As for an EV's value, I can understand some EV models losing a lot their value fast, especially 2021 to 2023 model years or certain brands in the 2010s. EVs are still in early adopter stages and are still under rapid changes and development. Another 50% increase in battery energy and volumetric density is coming. 300 mile range EVs today will have lower relative value 3 to 5 years from now because EVs in 2029+ time frames will have 400 mile range, charge 2x faster, and have more features like V2G. A 2030 EV will be a whole lot better than a 2024 EV, and that will exert a lot of price pressure on certain used EV model values for some time to come.
My 2019 Tesla Model 3 LR is holding its value fine though. After 5 years, its value is about 40% of its sale price of 52k. A 2019 BMW 330i has about the same drop.
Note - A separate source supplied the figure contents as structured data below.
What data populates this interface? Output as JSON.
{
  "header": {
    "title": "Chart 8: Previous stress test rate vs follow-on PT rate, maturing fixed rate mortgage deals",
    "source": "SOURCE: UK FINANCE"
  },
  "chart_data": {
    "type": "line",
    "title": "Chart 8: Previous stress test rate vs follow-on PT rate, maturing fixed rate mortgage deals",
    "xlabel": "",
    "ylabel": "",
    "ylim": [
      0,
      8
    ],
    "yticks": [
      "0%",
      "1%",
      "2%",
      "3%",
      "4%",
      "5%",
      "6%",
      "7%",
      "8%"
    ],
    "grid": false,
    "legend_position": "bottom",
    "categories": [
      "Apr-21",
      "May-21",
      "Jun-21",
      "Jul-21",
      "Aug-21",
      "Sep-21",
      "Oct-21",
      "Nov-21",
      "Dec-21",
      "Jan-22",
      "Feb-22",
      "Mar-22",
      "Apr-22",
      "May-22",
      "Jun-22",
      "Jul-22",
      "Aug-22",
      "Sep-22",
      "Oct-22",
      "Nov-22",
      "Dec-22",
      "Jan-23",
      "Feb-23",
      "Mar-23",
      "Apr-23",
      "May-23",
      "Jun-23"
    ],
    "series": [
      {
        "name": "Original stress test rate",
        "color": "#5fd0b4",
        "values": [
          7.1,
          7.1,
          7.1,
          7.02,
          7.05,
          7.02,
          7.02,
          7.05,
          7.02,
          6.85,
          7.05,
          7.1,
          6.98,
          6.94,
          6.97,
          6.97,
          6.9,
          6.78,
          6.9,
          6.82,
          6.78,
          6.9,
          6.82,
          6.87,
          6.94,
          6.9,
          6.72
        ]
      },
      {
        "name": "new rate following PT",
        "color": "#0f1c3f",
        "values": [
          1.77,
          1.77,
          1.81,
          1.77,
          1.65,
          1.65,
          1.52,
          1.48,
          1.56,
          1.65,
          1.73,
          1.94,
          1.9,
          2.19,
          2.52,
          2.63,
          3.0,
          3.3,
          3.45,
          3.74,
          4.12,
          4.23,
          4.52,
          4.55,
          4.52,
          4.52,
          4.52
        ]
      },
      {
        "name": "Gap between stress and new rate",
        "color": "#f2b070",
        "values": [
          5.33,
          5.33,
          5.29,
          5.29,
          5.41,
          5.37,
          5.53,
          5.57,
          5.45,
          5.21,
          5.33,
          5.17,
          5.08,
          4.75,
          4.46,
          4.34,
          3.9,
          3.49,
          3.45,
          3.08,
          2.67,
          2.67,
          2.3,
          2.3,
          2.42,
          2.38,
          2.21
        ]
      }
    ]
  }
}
It's a technology race where the critical components and features of a car is still rapidly evolving, where there are big improvements to come. It similar to smartphones in that way. It won't be until like the 2040s where an EV is full fat mature, providing all the important features to buyers and they have reached the point of diminishing returns.
Axial Flux motors - Mercedes bought the UK company which owns all the essential patents on this.
Recycled Anodes - It turns out that recycled graphite is actually better than than new as a material an American university, I forget which one, owns the essential patents on the best way to take advantage of this.